Describing her as a “clumsy actress” who isn’t afraid to experiment with the script to bring “the character closer to herself”, director Kumakiri believes Mitsushima’s difficulty in portraying Tomoko actually led to a sense of deeper authenticity, reflecting the character’s own indecisiveness.


Such contextual differences, yet deeper similarities, between Mitsushima and her character make Tomoko’s development throughout the film feel more pronounced. Throughout the early stages of her relationships, Mitushima draws on her youthful energy to highlight Tomoko’s naivety and tendency for her emotions to overcome her. Later moments of Tomoko taking control of her independence display a restrained strength and maturity unseen in Mitsushima’s previous roles, and a sign that the actress is capable of digging deeper past  surface-level details to tap into the essence of her characters.
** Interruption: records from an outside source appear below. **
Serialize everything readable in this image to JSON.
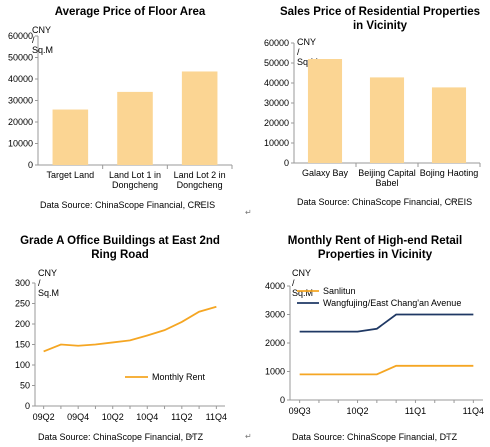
{
  "colors": {
    "bar": "#fbd593",
    "orange": "#f5a623",
    "navy": "#1f3864",
    "axis": "#999999",
    "grid": "#d9d9d9"
  },
  "chart_data": [
    {
      "type": "bar",
      "title": "Average Price of Floor Area",
      "ylabel": "CNY / Sq.M",
      "categories": [
        "Target Land",
        "Land Lot 1 in\nDongcheng",
        "Land Lot 2 in\nDongcheng"
      ],
      "values": [
        25800,
        34000,
        43500
      ],
      "ylim": [
        0,
        60000
      ],
      "yticks": [
        0,
        10000,
        20000,
        30000,
        40000,
        50000,
        60000
      ],
      "grid": false,
      "source": "Data Source: ChinaScope Financial, CREIS"
    },
    {
      "type": "bar",
      "title": "Sales Price of Residential Properties\nin Vicinity",
      "ylabel": "CNY / Sq.M",
      "categories": [
        "Galaxy Bay",
        "Beijing Capital\nBabel",
        "Bojing Haoting"
      ],
      "values": [
        52000,
        42800,
        37800
      ],
      "ylim": [
        0,
        60000
      ],
      "yticks": [
        0,
        10000,
        20000,
        30000,
        40000,
        50000,
        60000
      ],
      "grid": false,
      "source": "Data Source: ChinaScope Financial, CREIS"
    },
    {
      "type": "line",
      "title": "Grade A Office Buildings at East 2nd\nRing Road",
      "ylabel": "CNY / Sq.M",
      "x": [
        "09Q2",
        "09Q3",
        "09Q4",
        "10Q1",
        "10Q2",
        "10Q3",
        "10Q4",
        "11Q1",
        "11Q2",
        "11Q3",
        "11Q4"
      ],
      "xticks": [
        "09Q2",
        "09Q4",
        "10Q2",
        "10Q4",
        "11Q2",
        "11Q4"
      ],
      "series": [
        {
          "name": "Monthly Rent",
          "values": [
            133,
            150,
            147,
            150,
            155,
            160,
            172,
            185,
            205,
            230,
            242
          ],
          "color": "#f5a623"
        }
      ],
      "ylim": [
        0,
        300
      ],
      "yticks": [
        0,
        50,
        100,
        150,
        200,
        250,
        300
      ],
      "grid": false,
      "legend": "right",
      "source": "Data Source: ChinaScope Financial, DTZ"
    },
    {
      "type": "line",
      "title": "Monthly Rent of High-end Retail\nProperties in Vicinity",
      "ylabel": "CNY / Sq.M",
      "x": [
        "09Q3",
        "09Q4",
        "10Q1",
        "10Q2",
        "10Q3",
        "10Q4",
        "11Q1",
        "11Q2",
        "11Q3",
        "11Q4"
      ],
      "xticks": [
        "09Q3",
        "10Q2",
        "11Q1",
        "11Q4"
      ],
      "series": [
        {
          "name": "Sanlitun",
          "values": [
            900,
            900,
            900,
            900,
            900,
            1200,
            1200,
            1200,
            1200,
            1200
          ],
          "color": "#f5a623"
        },
        {
          "name": "Wangfujing/East Chang'an Avenue",
          "values": [
            2400,
            2400,
            2400,
            2400,
            2500,
            3000,
            3000,
            3000,
            3000,
            3000
          ],
          "color": "#1f3864"
        }
      ],
      "ylim": [
        0,
        4000
      ],
      "yticks": [
        0,
        1000,
        2000,
        3000,
        4000
      ],
      "grid": false,
      "legend": "top-left",
      "source": "Data Source: ChinaScope Financial, DTZ"
    }
  ]
}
Since The End of Summer, Mitsushima’s big-screen output has slowed down. With just a few leading roles since 2013, most notably in 2017’s Life and Death on the Shore, Mitsushima seems to have turned her focus to television. In 2013 she was the lead in the award-winning drama Woman, and in recent years has appeared as part of ensembles in shows Prison Princesses and Quartet and had a small voice-acting role in the film Mary and the Witch’s Flower. 


With no films slated at the time of writing, Mitsushima’s next project is one which will see her recent dips into music and television collide. Mitsushima has been cast as the lead in Netflix’s upcoming 2022 romance drama First Love, based on the hit songs ‘First Love’ and ‘Hatsukoi’ by Japanese pop star Hikaru Utada. With Netflix’s worldwide accessibility to audiences and Utada’s name value in the West thanks to her work on video game series Kingdom Hearts, Mitushima looks set to add ‘drama lead’ to her growing list of recognised careers outside Japan.


Japanese sources and quotes translated by Canwei Hong.